History | |
---|---|
Name | SS Inca |
Owner | The Peruvian Corporation (1905–75); ENAFER (1975–94) |
Port of registry | Puno |
Route | formerly across Lake Titicaca |
Ordered | 1905[1] |
Builder | Earle's Shipbuilding, Hull, England[1] |
Cost | £22,285[2] |
Yard number | 489[1] |
Launched | 1905[1] |
In service | 1905 |
Fate | Scrapped 1994[1] |
General characteristics | |
Type | passenger & cargo ferry |
Tonnage | 1,809 tons[1] |
Length | 220 ft (67 m)[1] |
Beam | 30 ft (9.1 m)[1] |
Installed power | steam[1] |
Propulsion | screw[1] |
SS Inca was a steamship on Lake Titicaca.
History
The Peruvian Corporation, a UK-owned company, had controlled Peru's railways and lake shipping since 1890. Traffic had outstripped the capacity of the corporation's hitherto largest lake steamer SS Coya (546 tons) and ageing Yavari and Yapura. Accordingly, in 1904, the corporation ordered the Inca, which at 1,809 tons was by far the lake's largest ship to date.[2]

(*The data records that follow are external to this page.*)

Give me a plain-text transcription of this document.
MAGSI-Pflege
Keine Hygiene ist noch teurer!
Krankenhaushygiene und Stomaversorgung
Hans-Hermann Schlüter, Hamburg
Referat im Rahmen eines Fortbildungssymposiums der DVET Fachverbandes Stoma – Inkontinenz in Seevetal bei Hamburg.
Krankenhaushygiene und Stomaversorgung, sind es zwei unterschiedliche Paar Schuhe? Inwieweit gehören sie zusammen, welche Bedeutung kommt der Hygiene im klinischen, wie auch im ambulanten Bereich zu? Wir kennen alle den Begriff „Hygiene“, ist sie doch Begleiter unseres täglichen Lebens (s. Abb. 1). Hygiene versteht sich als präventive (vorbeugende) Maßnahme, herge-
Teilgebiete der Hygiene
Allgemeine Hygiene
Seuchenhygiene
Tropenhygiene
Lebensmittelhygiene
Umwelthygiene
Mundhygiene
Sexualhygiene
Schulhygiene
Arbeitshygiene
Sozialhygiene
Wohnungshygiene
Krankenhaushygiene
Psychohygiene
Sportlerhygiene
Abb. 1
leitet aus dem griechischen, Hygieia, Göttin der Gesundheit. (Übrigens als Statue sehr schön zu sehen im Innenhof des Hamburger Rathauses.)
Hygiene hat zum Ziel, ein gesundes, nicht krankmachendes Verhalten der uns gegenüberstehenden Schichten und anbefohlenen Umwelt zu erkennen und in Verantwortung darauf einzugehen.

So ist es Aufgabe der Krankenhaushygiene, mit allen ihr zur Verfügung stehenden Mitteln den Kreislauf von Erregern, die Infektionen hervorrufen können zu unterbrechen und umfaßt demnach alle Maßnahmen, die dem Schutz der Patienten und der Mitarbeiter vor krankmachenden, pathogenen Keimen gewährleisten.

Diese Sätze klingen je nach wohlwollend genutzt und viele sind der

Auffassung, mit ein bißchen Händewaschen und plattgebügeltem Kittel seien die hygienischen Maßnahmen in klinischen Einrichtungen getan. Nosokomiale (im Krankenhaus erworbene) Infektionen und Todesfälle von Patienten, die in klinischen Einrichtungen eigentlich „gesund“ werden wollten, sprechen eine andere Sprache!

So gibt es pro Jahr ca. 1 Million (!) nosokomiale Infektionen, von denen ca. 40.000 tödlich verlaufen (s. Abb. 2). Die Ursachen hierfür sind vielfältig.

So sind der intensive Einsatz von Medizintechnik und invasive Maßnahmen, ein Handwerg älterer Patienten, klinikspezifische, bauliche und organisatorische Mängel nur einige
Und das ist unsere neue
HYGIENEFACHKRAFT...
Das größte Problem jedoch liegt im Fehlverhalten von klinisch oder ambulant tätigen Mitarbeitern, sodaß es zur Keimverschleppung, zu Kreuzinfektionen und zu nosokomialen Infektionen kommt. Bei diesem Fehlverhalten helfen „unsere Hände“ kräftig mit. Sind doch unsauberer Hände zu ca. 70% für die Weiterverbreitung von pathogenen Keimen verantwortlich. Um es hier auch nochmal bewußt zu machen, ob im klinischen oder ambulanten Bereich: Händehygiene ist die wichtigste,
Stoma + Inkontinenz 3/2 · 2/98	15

Earle's Shipbuilding of Kingston upon Hull on the Humber in England built Inca as a "knock down" ship;[2] that is, they assembled her in their shipyard with bolts and nuts, marked each part with a number and then disassembled her into many hundreds of pieces and then sent her to Peru in kit form. The pieces were shipped by sea to South America and then by rail to Lake Titicaca,[2] where Inca was finally riveted together and launched. Each part had to fit within a packing crate no more than 10 feet (3 m) wide and 11 feet (3.4 m) high to fit within the railway's loading gauge, and weigh no more than 12 tons to be within the railway's axle loading.[2]
In the 1920s, Earle's supplied a new bottom for the ship, which also was delivered in kit form.[2] Traffic continued to increase, so in 1929, the corporation ordered an even larger ship from Earle's, SS Ollanta, to work along with the Inca.[2]
In 1975, the Peruvian Corporation was nationalised and Inca's ownership passed to the state railway company ENAFER.[1] She survived in serviceable condition, but in 1994, Inca was scrapped.[1]